The successes of the last generation of Nintendo hardware, both handheld and home console, had the effect of bringing to the forefront of peoples’ minds how far gaming has come and just how deep it runs in everyday culture. At one point everyman and his grandmother had a DS and was enjoying the trials and tribulations of Phoenix Wright; or the mind boggling puzzles of the Professor Layton series. Video gaming had well and truly penetrated the ‘niche’ wall and made its way firmly into the mainstream park sitting proudly alongside film, literature and television. It was a transition that had been permeating for nigh on a decade, but somehow we were all taken by surprise on the growing popularity of one of our favourite pastimes.
For many it was the threat of the ‘casual’ gamer. Like they were somehow going to saturate the market and we would all be forced to choose between Bejewelled, Bejewelled, Bejewelled and Farmville. It was for many a clear and present danger, and for a long time there traditional consumers of video games felt the need to clearly differentiate themselves from the pack, particularly on the internet, where a majority of the pseudo-patriotic activity was occurring. Terms like ‘hardcore gamer’, ‘casual gamer’ and ‘NOOB’ became prevalent, with the newer and less dedicated or informed consumers being arbitrarily put into stocks and having vitriol thrown incessantly at them. Meanwhile the traditional video game consumer stocked up on technical terms, lingo and slang in a bid to fight these aliens and save their land from what they considered an invasion.
For these ‘elite’ it was all about the progressive scan, the HDR-rendering and the min-maxing. Suddenly people who went from enjoying video games as their primary hobby became soldiers in an ongoing battle against the mainstream, one that if console manufacturers had, and continue to have their way, they would never win. Naturally the bigger the market, the higher the earnings potential. And of course the higher the earnings the more capital businesses have to put back into development and more often than not the more likely that risky investments will occur, the caveat being this in addition to those investments that are guaranteed to provide a return on investment. In short, and based on a number of over simplified assumptions, the ‘casual’ games were in many cases likely funding development of larger, more costly and more risky projects. A fact that many of the more belligerent of the gaming audience conveniently ignored.

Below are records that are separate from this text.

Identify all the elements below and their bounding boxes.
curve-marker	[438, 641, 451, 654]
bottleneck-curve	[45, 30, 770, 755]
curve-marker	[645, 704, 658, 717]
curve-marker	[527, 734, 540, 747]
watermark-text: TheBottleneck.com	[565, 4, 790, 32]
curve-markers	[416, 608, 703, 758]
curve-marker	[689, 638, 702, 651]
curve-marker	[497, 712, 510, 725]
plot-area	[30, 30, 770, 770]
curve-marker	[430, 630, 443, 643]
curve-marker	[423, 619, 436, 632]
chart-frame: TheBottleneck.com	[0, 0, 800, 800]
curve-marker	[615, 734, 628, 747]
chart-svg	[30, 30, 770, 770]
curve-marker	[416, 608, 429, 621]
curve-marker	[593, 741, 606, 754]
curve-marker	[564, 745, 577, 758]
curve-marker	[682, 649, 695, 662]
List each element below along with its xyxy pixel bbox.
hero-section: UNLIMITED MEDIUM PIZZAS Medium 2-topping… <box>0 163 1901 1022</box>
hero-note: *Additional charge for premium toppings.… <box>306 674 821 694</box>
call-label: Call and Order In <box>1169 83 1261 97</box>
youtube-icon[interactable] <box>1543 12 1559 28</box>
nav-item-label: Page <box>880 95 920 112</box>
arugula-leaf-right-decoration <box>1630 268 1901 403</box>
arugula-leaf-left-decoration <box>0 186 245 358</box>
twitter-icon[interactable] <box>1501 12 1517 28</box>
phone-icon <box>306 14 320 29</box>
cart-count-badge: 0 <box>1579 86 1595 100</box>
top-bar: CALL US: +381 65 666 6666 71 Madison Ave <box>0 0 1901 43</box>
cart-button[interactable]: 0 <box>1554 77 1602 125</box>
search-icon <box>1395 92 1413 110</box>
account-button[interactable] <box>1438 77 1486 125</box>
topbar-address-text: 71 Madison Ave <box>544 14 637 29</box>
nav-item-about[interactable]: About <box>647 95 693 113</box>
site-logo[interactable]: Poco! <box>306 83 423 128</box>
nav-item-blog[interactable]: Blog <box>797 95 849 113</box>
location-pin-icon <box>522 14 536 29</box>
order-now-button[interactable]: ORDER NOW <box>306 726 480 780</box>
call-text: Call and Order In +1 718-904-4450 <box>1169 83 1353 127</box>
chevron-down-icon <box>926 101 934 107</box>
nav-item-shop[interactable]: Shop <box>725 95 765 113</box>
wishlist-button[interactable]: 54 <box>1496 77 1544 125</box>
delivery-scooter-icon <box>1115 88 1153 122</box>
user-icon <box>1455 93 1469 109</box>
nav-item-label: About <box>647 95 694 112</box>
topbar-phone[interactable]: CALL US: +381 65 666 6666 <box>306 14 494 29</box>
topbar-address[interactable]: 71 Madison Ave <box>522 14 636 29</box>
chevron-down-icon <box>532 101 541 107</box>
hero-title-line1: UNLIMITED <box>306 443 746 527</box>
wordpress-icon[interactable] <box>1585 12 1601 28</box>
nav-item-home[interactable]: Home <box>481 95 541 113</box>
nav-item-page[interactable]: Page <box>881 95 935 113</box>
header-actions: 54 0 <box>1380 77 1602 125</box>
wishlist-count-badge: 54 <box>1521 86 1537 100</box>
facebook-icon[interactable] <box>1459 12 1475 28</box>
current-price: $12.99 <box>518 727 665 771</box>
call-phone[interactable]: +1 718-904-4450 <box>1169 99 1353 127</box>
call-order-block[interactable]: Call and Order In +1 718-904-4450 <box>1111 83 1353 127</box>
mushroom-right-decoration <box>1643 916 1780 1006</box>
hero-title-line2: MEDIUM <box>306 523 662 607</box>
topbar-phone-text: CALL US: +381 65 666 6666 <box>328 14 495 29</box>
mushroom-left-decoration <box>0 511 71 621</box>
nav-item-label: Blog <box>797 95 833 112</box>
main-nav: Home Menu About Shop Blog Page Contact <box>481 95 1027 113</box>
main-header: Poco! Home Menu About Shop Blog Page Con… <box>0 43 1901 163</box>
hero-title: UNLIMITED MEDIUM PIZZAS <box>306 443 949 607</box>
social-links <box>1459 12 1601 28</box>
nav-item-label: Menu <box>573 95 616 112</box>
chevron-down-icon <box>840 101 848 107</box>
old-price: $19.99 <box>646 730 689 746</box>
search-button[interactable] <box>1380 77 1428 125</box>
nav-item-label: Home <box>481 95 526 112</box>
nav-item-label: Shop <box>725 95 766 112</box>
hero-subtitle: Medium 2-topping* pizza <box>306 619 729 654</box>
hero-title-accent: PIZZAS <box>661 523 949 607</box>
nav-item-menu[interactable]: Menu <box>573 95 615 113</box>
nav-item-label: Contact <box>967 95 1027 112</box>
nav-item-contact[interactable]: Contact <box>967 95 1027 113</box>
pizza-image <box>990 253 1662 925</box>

The phenomenon of gaming reaching audiences outside of its core audience isn’t new. In the 1990’s parents were bombarded with marketing aimed at getting them to increase their spending to fund their children’s habits. Mario, Sonic, Lara Croft, Alex Kidd, Donkey Kong and Kirby were all easily identifiable mascots that vied for the money of the children whose demand for video games was seemingly insatiable. These people weren’t actively consuming video games, but they were intimately aware of what was being inserted into cartridge slots right around the world. Video games were an important part of mainstream culture even then – despite many of the people buying them not actively partaking in the hobby.
There were of course those titles that bucked the trend and made the transition from niche trinket to mainstream obsession, with Tetris coming immediately to mind as something I remember everyone not only knowing, but playing. I had a friend in primary school who was about as obsessed with video games as your average pre-teen boy was in the 90’s. Like mine, his parents smiled and nodded every time he would regale them with tales of his latest Super Mario conquest or how Nintendo was vastly superior to SEGA. They knew exactly what he was talking about, humoured him, and went about their days without feeling the need to get hands on with this thing his son was mildly obsessed with. That was until his Dad played Tetris. Suddenly this was something the family could talk about, obsess over, and compete against one another in. Leader boards were stuck up on the fridge and they were constantly leapfrogging one another in pursuit of the highest score. This game had well and truly broken out of gaming’s traditional audience and into the hands of parents – and not just in his house – but in millions of households across the world. This was a mass influx of ‘casuals’ – and it happened in 1989. And it was happening outside of the traditional channels, with games pouring out of seemingly every medium. Film, books and television all had brushes with video games either in marketing them to open ears, or in using them in pursuit of narrative or even satire. In a true show that video games were a permanent and broad reaching fixture in mainstream culture, the Australian Broadcasting Commission’s short-lived live sketch show from the early 1990’s, The Late Show, used video games on a number of occasions to punctuate cultural stereotypes of make political statements.
Video games have a long and storied history outside of its core. It didn’t happen with the DS. It didn’t happen with the Nintendo Wii. It has always been there in one way or another. The only difference is how console manufacturers and developers treated this perhaps latent demand. We are entering an era where video game consoles aren’t just for the traditional consumer of video games. The XBOX ONE is targeting the consumer of television. The PS4 seems to be targeting the social player. And Nintendo are continuing their unfettered courting of the non-core. These are all ways that the manufacturers are trying to grow demand for their products. Games are big business and growing the industry is in the best interests of everyone. And resistance is futile.